ROANOKE TIMES Copyright (c) 1997, Roanoke Times DATE: Wednesday, February 19, 1997 TAG: 9702190079 SECTION: EDITORIAL PAGE: A-6 EDITION: METRO
IF STATE songs are seldom memorable, most at least are innocuous. Not Virginia's. Impending retirement of the commonwealth's song, in the wake of a unanimous House of Delegates vote to declare it a "state song emeritus," is welcome.
"Carry Me Back to Old Virginny" - or "Virginia," to use the official name revised when the General Assembly adopted it as the official song - has a catchy tune. But the lyrics are offensive - long so to many black Virginians, more recently so to many white Virginians, who dislike lyrics that seem to celebrate slavery, via fake dialect, in the presumed fond memories of an "old darkey" for his "massa."

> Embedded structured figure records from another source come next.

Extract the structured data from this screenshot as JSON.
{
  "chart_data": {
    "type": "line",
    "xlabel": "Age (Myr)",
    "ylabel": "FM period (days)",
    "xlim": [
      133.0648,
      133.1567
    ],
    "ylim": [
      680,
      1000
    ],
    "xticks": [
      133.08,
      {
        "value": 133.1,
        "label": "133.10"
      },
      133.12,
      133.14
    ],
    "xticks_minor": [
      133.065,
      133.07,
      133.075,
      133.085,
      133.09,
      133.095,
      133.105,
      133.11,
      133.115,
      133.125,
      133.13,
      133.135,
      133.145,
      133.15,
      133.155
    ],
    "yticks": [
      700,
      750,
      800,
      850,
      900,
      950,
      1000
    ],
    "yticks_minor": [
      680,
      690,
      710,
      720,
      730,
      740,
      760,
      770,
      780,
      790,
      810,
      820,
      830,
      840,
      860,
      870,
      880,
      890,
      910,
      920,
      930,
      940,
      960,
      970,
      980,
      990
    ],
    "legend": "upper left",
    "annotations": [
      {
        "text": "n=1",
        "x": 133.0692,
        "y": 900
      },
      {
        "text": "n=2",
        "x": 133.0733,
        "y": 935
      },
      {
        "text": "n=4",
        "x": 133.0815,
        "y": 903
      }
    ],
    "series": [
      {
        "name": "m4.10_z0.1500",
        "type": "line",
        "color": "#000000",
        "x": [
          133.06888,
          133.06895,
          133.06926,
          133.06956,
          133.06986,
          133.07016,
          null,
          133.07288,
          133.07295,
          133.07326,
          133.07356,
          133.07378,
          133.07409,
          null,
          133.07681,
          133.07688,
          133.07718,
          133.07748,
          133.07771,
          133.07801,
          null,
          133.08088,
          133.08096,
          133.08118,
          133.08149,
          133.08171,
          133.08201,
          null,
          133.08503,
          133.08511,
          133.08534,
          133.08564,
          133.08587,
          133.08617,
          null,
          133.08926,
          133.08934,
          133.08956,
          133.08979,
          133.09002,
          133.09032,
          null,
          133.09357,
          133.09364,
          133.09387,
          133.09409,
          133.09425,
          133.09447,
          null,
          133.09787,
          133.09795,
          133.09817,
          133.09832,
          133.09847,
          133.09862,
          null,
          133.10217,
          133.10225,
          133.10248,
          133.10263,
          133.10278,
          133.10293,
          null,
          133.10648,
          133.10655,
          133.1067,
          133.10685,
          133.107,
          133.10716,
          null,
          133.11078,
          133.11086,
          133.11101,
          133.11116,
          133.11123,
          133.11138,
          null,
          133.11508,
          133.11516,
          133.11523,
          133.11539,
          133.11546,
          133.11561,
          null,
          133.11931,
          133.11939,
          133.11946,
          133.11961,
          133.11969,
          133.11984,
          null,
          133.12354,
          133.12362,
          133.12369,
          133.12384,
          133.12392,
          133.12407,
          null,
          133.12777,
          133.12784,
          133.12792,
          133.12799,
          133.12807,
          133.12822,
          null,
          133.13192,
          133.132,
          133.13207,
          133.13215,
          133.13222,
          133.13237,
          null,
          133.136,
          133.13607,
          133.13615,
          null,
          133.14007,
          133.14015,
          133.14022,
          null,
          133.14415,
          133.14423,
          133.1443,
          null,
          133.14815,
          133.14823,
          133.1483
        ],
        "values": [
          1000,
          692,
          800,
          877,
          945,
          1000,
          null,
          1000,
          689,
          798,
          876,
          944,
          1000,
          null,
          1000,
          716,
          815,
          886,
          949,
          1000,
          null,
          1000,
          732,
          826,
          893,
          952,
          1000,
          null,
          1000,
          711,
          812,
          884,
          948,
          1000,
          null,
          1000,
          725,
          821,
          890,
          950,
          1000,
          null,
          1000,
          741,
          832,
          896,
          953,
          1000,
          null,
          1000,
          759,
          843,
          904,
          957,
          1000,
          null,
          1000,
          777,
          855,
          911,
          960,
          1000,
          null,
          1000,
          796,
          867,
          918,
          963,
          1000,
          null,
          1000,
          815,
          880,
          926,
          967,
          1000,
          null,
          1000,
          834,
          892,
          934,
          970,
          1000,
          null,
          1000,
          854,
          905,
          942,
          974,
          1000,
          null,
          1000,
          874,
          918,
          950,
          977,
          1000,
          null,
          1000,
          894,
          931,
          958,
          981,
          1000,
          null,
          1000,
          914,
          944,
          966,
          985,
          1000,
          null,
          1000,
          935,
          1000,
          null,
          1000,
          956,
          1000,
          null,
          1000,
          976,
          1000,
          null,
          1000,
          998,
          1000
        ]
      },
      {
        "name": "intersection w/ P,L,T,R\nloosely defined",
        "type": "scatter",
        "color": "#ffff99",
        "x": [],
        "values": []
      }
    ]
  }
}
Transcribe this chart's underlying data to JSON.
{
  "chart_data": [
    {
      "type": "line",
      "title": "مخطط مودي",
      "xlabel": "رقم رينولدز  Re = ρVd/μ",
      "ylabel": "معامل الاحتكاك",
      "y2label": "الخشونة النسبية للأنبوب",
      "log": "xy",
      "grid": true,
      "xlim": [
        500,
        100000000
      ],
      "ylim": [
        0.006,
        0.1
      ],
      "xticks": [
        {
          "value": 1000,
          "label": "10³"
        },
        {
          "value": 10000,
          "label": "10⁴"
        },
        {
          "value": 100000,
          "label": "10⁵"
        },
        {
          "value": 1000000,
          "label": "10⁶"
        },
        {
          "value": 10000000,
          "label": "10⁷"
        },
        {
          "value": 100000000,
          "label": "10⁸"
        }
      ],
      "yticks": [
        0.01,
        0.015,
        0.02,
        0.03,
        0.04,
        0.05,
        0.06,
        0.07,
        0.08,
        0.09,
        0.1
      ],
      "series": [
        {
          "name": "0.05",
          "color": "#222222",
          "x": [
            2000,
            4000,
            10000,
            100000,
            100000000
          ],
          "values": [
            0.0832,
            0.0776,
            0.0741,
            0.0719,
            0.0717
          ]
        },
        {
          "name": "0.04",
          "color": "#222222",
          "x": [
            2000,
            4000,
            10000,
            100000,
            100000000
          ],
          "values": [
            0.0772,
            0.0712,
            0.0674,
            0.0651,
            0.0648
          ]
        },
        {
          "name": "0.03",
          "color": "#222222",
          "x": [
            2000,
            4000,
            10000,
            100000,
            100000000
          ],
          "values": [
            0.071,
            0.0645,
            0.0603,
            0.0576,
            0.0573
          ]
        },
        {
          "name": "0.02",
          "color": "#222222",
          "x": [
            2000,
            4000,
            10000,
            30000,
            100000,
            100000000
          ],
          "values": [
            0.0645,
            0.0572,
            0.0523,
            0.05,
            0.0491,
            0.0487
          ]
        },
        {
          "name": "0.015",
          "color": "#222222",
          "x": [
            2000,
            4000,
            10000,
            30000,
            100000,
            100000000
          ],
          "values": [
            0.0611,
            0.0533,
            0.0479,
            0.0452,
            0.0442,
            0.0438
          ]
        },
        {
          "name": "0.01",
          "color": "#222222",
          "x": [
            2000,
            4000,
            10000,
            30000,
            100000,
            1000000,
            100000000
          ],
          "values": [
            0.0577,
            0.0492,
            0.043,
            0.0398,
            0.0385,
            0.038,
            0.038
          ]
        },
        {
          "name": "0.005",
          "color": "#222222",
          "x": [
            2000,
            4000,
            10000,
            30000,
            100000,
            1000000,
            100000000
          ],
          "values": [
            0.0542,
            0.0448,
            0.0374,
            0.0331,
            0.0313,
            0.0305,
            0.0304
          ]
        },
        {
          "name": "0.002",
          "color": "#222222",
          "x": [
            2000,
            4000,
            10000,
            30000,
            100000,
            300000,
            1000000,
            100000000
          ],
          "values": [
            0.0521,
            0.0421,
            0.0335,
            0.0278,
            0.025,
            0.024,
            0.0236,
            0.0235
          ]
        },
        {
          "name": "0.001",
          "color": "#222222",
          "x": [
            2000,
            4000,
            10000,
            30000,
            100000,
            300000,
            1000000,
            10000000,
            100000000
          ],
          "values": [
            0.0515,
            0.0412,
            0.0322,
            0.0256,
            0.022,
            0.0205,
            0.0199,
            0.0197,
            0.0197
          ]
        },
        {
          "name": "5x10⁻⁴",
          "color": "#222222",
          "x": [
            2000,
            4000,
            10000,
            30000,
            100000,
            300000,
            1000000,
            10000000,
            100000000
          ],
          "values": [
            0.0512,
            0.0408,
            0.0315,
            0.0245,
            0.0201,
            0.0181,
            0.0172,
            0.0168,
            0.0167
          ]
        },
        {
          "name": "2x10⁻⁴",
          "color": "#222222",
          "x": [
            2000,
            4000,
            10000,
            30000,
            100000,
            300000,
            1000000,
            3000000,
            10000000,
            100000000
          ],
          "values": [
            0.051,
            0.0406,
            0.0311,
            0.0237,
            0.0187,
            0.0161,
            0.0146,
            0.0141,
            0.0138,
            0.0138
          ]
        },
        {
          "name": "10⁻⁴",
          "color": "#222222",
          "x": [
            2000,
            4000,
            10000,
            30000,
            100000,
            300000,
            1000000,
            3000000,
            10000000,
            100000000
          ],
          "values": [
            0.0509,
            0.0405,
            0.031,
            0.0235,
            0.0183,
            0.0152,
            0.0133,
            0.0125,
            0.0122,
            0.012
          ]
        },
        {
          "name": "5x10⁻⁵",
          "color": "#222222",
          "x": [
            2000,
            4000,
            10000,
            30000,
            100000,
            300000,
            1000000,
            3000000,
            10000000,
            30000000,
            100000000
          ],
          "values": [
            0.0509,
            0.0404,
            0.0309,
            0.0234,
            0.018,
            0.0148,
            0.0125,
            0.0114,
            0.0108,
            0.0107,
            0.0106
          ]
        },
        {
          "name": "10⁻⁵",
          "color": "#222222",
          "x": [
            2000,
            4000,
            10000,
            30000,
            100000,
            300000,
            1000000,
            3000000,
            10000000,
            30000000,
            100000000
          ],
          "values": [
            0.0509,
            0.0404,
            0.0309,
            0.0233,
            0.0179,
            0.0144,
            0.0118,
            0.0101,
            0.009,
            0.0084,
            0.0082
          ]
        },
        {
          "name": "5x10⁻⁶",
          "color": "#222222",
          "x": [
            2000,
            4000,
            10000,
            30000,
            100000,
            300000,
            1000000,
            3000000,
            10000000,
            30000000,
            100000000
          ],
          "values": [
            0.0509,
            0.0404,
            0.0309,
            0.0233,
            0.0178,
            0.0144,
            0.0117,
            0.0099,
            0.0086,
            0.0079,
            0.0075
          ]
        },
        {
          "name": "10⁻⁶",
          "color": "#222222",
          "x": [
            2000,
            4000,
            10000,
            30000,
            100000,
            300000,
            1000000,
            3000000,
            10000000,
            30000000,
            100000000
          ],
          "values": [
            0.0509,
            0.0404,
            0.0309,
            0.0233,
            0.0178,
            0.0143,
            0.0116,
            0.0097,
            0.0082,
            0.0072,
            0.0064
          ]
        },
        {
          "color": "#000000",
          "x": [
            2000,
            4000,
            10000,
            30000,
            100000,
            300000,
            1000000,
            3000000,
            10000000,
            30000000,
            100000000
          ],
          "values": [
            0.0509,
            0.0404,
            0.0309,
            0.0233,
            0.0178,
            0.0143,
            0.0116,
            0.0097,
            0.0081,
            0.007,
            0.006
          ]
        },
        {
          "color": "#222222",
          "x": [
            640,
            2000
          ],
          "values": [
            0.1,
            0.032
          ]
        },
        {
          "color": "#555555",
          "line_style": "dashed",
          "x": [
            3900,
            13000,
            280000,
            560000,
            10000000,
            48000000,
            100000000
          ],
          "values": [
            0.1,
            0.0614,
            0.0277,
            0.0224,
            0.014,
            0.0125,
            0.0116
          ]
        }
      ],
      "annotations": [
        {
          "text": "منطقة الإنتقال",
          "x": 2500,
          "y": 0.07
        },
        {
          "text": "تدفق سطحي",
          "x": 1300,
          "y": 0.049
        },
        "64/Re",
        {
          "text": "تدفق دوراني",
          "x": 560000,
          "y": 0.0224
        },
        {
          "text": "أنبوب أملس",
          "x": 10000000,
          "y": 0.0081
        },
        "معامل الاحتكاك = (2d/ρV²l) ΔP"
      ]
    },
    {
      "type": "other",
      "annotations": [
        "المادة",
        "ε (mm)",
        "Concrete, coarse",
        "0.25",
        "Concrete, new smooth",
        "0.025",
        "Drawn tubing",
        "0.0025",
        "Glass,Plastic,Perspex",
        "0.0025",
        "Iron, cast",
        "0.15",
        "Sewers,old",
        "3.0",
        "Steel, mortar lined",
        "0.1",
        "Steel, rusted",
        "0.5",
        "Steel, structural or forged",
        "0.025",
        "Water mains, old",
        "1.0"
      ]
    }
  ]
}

Retiring the song, rather than simply repealing its official status, is a compromise between legislators who for years have tried to rid Virginia of the embarrassment and those who have supported the song for a mix of reasons, from antiquarian to racist. The resulting "emeritus" status may be ambiguous, but the ambiguity serves the useful purpose of symbolically suggesting a Virginia that is looking to the future without denying the reality of the past.
That historical reality is not the preposterously romanticized picture of slavery to be found in the lyrics of "Carry Me Back." The reality includes a composer, James Bland, who was not a former slave but a well-educated black New Yorker: If his songs were to be performed on the minstrel circuit that flourished in the late 19th century, however, they had to conform to the prejudices and stereotypes held by the white audiences of the day.
The reality includes, too, the adoption of "Carry Me Back" as the state song in 1940 without thought to its offensiveness to a significant minority of Virginians, and the struggle to repeal begun a quarter-century ago by then-state Sen. Douglas Wilder.
Now, the song's retirement is soon to become the next chapter. History happened; this much cannot be escaped. But the future, while inevitably influenced by history, need not be bound by it.